Ariel quitte l’océan pour rejoindre la marre aux canards
Déménagement bouclé, le départ de Paris s’est accompagné d’une fin de contrat. D’un coup, j’ai migré d’un emploi dans la capitale française à un chômage dans une technopole désuète. Un changement radical pour Ariel, le sosie qui m’avait été attribué par mes collègues, désormais déportée dans une petite marre sans fond. Avec une collection de ronds points superflus, on y tourne en rond comme les canards.
La mélodie d’Austerlitz
Le vrai départ de Paris s’est fait quelques jours après avoir rendu les clés. Emportant mes dernières affaires dans quelques sacs, j’ai rejoint la Gare de Lyon un peu au hasard sans réservation.

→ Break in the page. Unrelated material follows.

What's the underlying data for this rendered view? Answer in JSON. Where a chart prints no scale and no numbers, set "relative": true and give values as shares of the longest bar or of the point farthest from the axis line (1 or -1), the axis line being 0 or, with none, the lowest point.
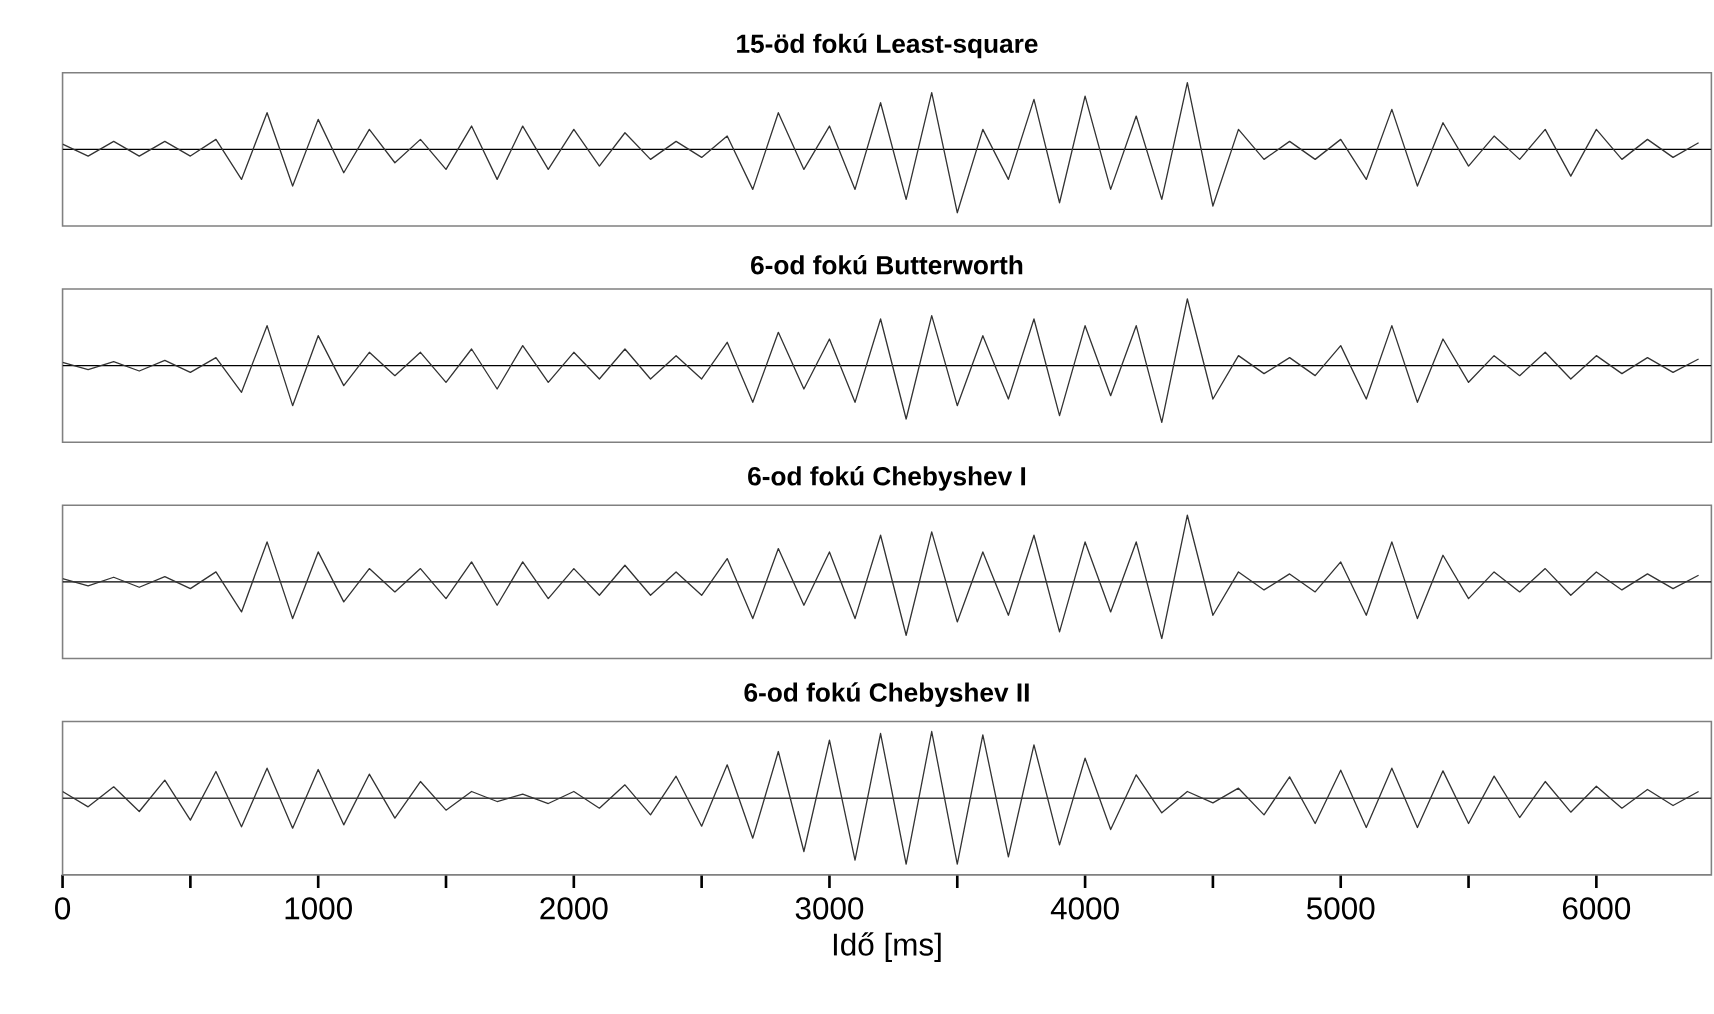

Les trains restants étaient déjà complets. Arrivée au bout d’un trajet épique, l’idée de refaire la balade en sens inverse chargée comme j’étais ne m’inspirait pas le plus grand enthousiasme. En voyant qu’un train de nuit était disponible au départ de la Gare d’Austerlitz, mon choix était tout fait. Prenant l’ensemble de mon paquetage, je me suis dirigée vers la gare jumelle à pied. Aussi efficace ou plus que de chercher une alternative en transports en commun, et approprié pour tuer le temps. Le train de nuit ne partait que plusieurs heures plus tard. Heureusement, j’avais conservé une réserve de magazines de mes derniers voyages en train.
Arrivée à Austerlitz, une certaine magie s’est diffusée. Assise dans cette gare typiquement parisienne, j’ai entendu jouer le générique de fin de ma vie à Paris. A quelques mètres de moi, se trouvait l’un des pianos mis à la disposition des voyageurs. Par chance, plusieurs musiciens s’y sont succédés, me permettant ainsi de profiter de magnifiques mélodies au piano à un moment des plus symboliques. Vivant mes derniers instants à Paris, ces morceaux m’ont servi de musique de fin.